I'll be ordering my 3/8 and 7/16 lockridge Tools Tomorrow. I've been looking for a Couple years Didn't have the name right till I ran into this Forum. We just call the Ridging tools when I started Plumbing in 1970


----------



## rjbphd (Feb 5, 2010)

Senior Plumber said:


> I'll be ordering my 3/8 and 7/16 lockridge Tools Tomorrow. I've been looking for a Couple years Didn't have the name right till I ran into this Forum. We just call the Ridging tools when I started Plumbing in 1970


 About a introduction from you before you get beaded....


----------



## Plumb Bob (Mar 9, 2011)

rjbphd said:


> About a introduction from you before you get beaded....


Or reamed


----------



## Itrunsdownhill (Nov 22, 2020)

I am a retired plumber with 48 years experience. We always called this tool a ridgeloch tool and it is used to place a bead on a supply line, fitted with a nut and washer first, such that the nut is unable to slip off. I am looking for one that does 1/2 inch pipe and I will likely have to build it myself, but that's okay, because I own a machine shop.


----------



## skoronesa (Oct 27, 2015)

Itrunsdownhill said:


> I am a retired plumber with 48 years experience. We always called this tool a ridgeloch tool and it is used to place a bead on a supply line, fitted with a nut and washer first, such that the nut is unable to slip off. I am looking for one that does 1/2 inch pipe and I will likely have to build it myself, but that's okay, because I own a machine shop.

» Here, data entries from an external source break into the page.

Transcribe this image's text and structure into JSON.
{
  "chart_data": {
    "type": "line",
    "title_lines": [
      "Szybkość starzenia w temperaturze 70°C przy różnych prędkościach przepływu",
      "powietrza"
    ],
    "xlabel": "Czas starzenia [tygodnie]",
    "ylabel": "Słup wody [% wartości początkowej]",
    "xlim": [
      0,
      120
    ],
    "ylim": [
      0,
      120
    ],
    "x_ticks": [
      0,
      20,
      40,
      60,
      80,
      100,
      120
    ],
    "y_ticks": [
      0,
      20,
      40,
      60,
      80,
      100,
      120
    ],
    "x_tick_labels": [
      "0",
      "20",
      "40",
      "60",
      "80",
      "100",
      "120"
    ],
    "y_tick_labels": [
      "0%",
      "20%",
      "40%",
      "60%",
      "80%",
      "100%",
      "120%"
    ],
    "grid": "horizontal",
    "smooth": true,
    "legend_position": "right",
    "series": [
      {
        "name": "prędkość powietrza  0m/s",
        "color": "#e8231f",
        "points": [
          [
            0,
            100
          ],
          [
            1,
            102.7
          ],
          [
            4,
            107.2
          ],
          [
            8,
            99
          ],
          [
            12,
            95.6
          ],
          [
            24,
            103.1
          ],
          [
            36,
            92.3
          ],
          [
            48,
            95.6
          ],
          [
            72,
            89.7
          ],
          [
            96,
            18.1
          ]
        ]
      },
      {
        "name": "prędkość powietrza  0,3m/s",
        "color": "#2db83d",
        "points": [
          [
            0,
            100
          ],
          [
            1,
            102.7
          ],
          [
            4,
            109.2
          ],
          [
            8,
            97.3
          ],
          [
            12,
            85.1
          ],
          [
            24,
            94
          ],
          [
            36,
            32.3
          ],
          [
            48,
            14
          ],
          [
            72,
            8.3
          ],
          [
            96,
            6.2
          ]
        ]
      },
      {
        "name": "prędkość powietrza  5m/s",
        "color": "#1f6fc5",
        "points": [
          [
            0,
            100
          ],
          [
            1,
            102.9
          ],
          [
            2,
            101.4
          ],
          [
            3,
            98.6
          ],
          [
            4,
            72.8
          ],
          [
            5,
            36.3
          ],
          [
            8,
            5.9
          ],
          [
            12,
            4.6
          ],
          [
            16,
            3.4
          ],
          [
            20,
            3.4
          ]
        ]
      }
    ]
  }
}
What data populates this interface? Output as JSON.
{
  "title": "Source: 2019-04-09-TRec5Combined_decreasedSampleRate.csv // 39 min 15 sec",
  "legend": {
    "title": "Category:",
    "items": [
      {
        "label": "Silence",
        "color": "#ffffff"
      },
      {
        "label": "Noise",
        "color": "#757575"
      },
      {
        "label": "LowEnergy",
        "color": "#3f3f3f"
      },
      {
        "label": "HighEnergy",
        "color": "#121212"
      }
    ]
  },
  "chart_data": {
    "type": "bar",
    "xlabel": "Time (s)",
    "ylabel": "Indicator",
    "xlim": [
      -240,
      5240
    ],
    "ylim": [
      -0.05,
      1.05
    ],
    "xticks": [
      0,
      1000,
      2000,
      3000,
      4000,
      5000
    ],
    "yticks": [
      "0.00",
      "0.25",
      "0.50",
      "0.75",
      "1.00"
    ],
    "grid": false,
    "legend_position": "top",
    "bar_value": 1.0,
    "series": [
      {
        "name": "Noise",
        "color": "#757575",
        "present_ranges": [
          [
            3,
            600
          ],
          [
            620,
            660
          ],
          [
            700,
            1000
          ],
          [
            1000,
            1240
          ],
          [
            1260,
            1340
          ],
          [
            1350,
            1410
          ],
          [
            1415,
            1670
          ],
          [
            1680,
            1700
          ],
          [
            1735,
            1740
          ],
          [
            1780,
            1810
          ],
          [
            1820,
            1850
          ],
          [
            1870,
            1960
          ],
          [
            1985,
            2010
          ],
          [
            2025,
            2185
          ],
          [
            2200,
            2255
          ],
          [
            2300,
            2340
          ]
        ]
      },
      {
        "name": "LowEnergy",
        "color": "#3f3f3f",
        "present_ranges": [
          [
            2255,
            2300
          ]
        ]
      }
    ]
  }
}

Yeah, I've been looking for these for a while. Never even heard of one for 1/2" pipe. Feel free to sell some if you make them


----------



## Tango (Jan 13, 2018)

Itrunsdownhill said:


> I am a retired plumber with 48 years experience. We always called this tool a ridgeloch tool and it is used to place a bead on a supply line, fitted with a nut and washer first, such that the nut is unable to slip off. I am looking for one that does 1/2 inch pipe and I will likely have to build it myself, but that's okay, because I own a machine shop.


You will need to fill in an introduction:


Are you an employee, apprentice, journeyman, business owner?
Tell us if you had to go to trade school. How long?
How many hours or steps(1/2/3/4) before you become a journeyman?
What trade certificate do you have, plumbing, gas, oil, pipe fitter etc? How did you get them, exams, courses, or free in a cracker jack box?
What about your recent jobs, describe what you actually do and what type of building : houses, high rises, commercial building, institutional, oil refineries, paper mills etc.

Tell us about you, some funny plumbing jobs and or horror stories.

*Intro page :
*
New Member Introductions


----------



## Plumbus (Aug 4, 2008)

My father called them swedges or swedge tools.


----------



## skoronesa (Oct 27, 2015)

Plumbus said:


> My father called them swedges or swedge tools.


You sure you ain't thinking of a swaging punch? Some guys call those swedges instead of swages.

That's a great thought though, a swaging punch would accomplish much of the same goal as a lock ridge tool and they're still available. Swaging 3/8" od tubing with a punch though is a PITD.


----------